PRINCIPLES OF THE SELF-ORGANIZING SYSTEM
I am prepared to assert that there is not a single mental faculty ascribed to Man that is good in the absolute sense. If any particular faculty is usually good, this is solely because our terrestrial environment is so lacking in variety that its usual form makes that faculty usually good. But change the environment, go to really different conditions, and possession of that faculty may be harmful. And “bad,” by implication, is the brain organization that produces it.
“So you mutinied,” li said when Gavi had gathered them all together and made Arkady repeat his story from beginning to end.
“You couldn’t even call it a mutiny, we were so incompetent. We never stood a chance against the tacticals. It’s a miracle we got out of there alive.”
“Oh,” Li murmured, “I doubt miracles had much to do with it.”

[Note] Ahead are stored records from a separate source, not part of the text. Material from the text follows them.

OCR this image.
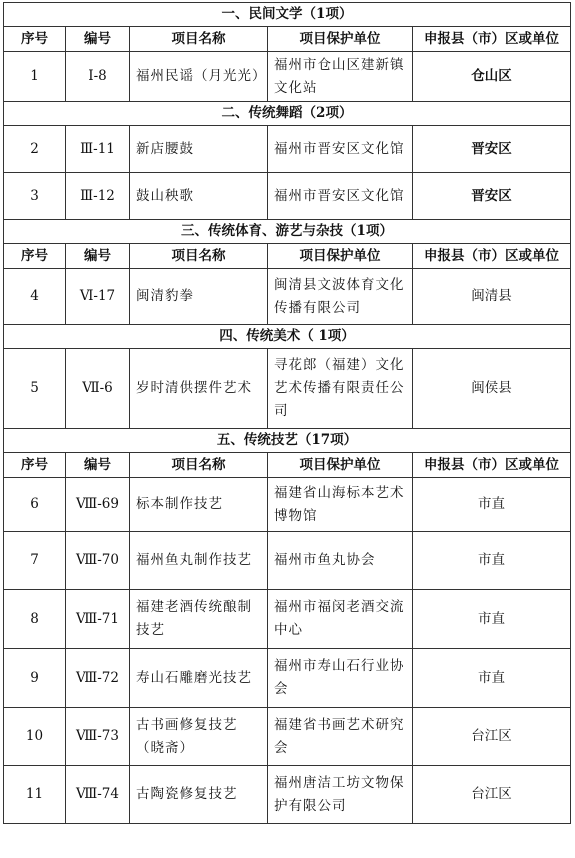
一、民间文学（1项）				
序号	编号	项目名称	项目保护单位	申报县（市）区或单位
1	Ⅰ-8	福州民谣（月光光）	福州市仓山区建新镇文化站	仓山区
二、传统舞蹈（2项）				
2	Ⅲ-11	新店腰鼓	福州市晋安区文化馆	晋安区
3	Ⅲ-12	鼓山秧歌	福州市晋安区文化馆	晋安区
三、传统体育、游艺与杂技（1项）				
序号	编号	项目名称	项目保护单位	申报县（市）区或单位
4	Ⅵ-17	闽清豹拳	闽清县文波体育文化传播有限公司	闽清县
四、传统美术（ 1项）				
5	Ⅶ-6	岁时清供摆件艺术	寻花郎（福建）文化艺术传播有限责任公司	闽侯县
五、传统技艺（17项）				
序号	编号	项目名称	项目保护单位	申报县（市）区或单位
6	Ⅷ-69	标本制作技艺	福建省山海标本艺术博物馆	市直
7	Ⅷ-70	福州鱼丸制作技艺	福州市鱼丸协会	市直
8	Ⅷ-71	福建老酒传统酿制技艺	福州市福闵老酒交流中心	市直
9	Ⅷ-72	寿山石雕磨光技艺	福州市寿山石行业协会	市直
10	Ⅷ-73	古书画修复技艺（晓斋）	福建省书画艺术研究会	台江区
11	Ⅷ-74	古陶瓷修复技艺	福州唐洁工坊文物保护有限公司	台江区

Osnat was staring at him, her expression intense but unreadable. Gavi, when Arkady dared to glance at him, was tracing the wood grain of the table with one long finger, up and down, over and over. The AI, in contrast, seemed so absent that if Arkady hadn’t known better he would have thought he was off-shunt.
Osnat was the first to break the silence. “What happened to Bella?” she asked.
Li stirred impatiently. “The more important question is why Arkady’s telling us this? What’s in it for him?”